Introduction
This PEP describes a proposal to define "@" (pronounced "across")
as a new outer product operator in Python 2.2. When applied to
sequences (or other iterable objects), this operator will combine
their iterators, so that:
for (i, j) in S @ T:
pass
will be equivalent to:
for i in S:
for j in T:
pass
Classes will be able to overload this operator using the special
methods "__across__", "__racross__", and "__iacross__". In
particular, the new Numeric module (PEP 0209) will overload this
operator for multi-dimensional arrays to implement matrix
multiplication.
Background
Number-crunching is now just a small part of computing, but many
programmers --- including many Python users --- still need to
express complex mathematical operations in code. Most numerical
languages, such as APL, Fortran-90, MATLAB, IDL, and Mathematica,
therefore provide two forms of the common arithmetic operators.
One form works element-by-element, e.g. multiplies corresponding
elements of its matrix arguments. The other implements the
"mathematical" definition of that operation, e.g. performs
row-column matrix multiplication.
Zhu and Lielens have proposed doubling up Python's operators in
this way [1]. Their proposal would create six new binary infix
operators, and six new in-place operators.

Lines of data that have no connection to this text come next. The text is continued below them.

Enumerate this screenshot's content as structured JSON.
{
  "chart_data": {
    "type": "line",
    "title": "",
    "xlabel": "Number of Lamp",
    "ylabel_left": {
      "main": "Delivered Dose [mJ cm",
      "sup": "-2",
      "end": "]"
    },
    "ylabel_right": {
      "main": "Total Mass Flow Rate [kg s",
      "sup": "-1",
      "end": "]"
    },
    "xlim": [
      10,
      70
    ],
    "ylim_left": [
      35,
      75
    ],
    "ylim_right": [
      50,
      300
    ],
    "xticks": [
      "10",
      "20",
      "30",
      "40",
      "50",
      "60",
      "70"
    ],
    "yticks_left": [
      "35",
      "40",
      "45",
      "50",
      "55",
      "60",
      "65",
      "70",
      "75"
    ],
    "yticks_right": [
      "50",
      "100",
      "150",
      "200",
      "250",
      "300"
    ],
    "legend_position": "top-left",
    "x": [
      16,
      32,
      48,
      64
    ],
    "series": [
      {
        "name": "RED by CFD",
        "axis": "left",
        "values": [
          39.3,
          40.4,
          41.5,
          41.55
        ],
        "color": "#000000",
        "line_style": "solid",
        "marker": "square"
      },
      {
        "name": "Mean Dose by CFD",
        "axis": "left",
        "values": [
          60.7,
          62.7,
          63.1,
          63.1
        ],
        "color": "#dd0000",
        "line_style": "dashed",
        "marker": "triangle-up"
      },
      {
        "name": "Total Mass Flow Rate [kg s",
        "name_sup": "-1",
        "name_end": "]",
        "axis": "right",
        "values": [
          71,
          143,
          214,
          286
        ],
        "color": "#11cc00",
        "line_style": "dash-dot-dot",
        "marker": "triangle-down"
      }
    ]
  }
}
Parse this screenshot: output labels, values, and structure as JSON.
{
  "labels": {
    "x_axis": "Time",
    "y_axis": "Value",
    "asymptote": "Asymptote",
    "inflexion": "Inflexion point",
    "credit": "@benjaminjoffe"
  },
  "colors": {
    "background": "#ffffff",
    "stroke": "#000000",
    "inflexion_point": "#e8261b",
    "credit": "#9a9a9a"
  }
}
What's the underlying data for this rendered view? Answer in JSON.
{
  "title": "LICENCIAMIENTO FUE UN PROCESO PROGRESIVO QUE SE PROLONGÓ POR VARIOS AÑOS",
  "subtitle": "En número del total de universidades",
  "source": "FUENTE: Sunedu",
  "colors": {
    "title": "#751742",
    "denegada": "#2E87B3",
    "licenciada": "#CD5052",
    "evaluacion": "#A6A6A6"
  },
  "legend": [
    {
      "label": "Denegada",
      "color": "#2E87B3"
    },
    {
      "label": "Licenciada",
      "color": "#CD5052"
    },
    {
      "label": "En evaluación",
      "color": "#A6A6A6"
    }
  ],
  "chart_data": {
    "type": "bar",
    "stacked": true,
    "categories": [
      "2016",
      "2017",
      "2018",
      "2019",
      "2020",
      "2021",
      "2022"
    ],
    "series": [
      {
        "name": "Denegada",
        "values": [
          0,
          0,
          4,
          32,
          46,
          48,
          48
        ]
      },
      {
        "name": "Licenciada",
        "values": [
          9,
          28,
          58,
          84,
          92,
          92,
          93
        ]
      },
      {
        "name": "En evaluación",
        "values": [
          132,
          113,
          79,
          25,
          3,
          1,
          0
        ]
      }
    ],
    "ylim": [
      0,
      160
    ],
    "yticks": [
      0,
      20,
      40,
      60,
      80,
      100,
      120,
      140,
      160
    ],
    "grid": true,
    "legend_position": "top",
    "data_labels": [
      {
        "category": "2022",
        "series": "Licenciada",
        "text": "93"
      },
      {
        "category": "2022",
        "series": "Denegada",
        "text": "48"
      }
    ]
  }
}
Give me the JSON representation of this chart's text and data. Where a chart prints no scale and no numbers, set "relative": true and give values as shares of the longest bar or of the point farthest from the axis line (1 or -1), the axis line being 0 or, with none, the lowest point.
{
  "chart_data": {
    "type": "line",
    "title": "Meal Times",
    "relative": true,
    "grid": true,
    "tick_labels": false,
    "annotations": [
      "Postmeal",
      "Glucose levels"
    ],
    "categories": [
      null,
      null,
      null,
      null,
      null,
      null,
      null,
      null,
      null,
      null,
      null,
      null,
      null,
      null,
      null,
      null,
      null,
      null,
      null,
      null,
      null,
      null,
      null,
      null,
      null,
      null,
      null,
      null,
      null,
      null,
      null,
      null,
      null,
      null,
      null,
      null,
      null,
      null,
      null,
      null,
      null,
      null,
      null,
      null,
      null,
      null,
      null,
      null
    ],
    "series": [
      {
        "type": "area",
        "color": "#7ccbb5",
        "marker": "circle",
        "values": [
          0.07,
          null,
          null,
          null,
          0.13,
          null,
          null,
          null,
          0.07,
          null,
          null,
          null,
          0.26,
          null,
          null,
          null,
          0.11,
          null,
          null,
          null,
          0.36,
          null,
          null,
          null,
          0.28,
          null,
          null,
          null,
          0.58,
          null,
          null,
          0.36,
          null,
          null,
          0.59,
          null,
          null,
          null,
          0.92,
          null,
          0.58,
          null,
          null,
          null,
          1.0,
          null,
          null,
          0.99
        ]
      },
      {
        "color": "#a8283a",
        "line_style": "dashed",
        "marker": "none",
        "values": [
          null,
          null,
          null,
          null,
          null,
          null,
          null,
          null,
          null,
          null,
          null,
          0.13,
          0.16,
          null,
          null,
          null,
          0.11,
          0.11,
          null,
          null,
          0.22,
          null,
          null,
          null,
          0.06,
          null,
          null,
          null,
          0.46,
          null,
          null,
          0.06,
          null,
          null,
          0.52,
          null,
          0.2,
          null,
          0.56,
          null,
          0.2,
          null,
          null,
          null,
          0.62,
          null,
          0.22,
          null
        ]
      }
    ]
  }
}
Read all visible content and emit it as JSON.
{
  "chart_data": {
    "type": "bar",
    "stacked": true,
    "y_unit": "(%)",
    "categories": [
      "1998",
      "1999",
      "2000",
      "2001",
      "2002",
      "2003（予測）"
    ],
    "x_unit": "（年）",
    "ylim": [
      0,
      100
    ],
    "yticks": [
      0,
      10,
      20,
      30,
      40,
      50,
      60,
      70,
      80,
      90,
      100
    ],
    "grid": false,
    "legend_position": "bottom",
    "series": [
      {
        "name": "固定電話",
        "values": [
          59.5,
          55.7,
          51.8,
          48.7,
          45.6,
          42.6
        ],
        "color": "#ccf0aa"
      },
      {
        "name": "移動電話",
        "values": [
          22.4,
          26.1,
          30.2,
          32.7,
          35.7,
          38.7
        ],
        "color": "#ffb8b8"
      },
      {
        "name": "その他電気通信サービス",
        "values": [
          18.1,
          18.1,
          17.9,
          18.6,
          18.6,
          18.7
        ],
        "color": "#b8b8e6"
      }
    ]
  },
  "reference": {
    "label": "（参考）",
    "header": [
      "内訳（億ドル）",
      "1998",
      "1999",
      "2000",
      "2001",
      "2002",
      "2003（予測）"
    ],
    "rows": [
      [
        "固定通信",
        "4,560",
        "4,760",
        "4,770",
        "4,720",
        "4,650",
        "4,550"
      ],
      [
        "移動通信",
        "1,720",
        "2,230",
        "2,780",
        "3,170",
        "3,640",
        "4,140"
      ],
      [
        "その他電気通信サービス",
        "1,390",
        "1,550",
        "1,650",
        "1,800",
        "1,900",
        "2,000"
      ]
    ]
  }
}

The original version of this proposal was much more conservative.
The author consulted the developers of GNU Octave [2], an open
source clone of MATLAB. Its developers agreed that providing an
infix operator for matrix multiplication was important: numerical
programmers really do care whether they have to write "mmul(A,B)"
instead of "A op B".
On the other hand, when asked how important it was to have infix
operators for matrix solution and other operations, Prof. James
Rawlings replied [3]:
I DON'T think it's a must have, and I do a lot of matrix
inversion. I cannot remember if its A\b or b\A so I always
write inv(A)*b instead. I recommend dropping \.
Based on this discussion, and feedback from students at the US
national laboratories and elsewhere, we recommended adding only
one new operator, for matrix multiplication, to Python.
Iterators
The planned addition of iterators to Python 2.2 opens up a broader
scope for this proposal. As part of the discussion of PEP 201,
Lockstep Iteration[4], the author of this proposal conducted an
informal usability experiment[5]. The results showed that users
are psychologically receptive to "cross-product" loop syntax. For
example, most users expected:
S = [10, 20, 30]
T = [1, 2, 3]
for x in S; y in T:
print x+y,
to print "11 12 13 21 22 23 31 32 33". We believe that users will
have the same reaction to:
for (x, y) in S @ T:
print x+y
i.e. that they will naturally interpret this as a tidy way to
write loop nests.
This is where iterators come in. Actually constructing the
cross-product of two (or more) sequences before executing the loop
would be very expensive. On the other hand, "@" could be defined
to get its arguments' iterators, and then create an outer iterator
which returns tuples of the values returned by the inner
iterators.
Discussion
1. Adding a named function "across" would have less impact on
Python than a new infix operator. However, this would not make
Python more appealing to numerical programmers, who really do
care whether they can write matrix multiplication using an
operator, or whether they have to write it as a function call.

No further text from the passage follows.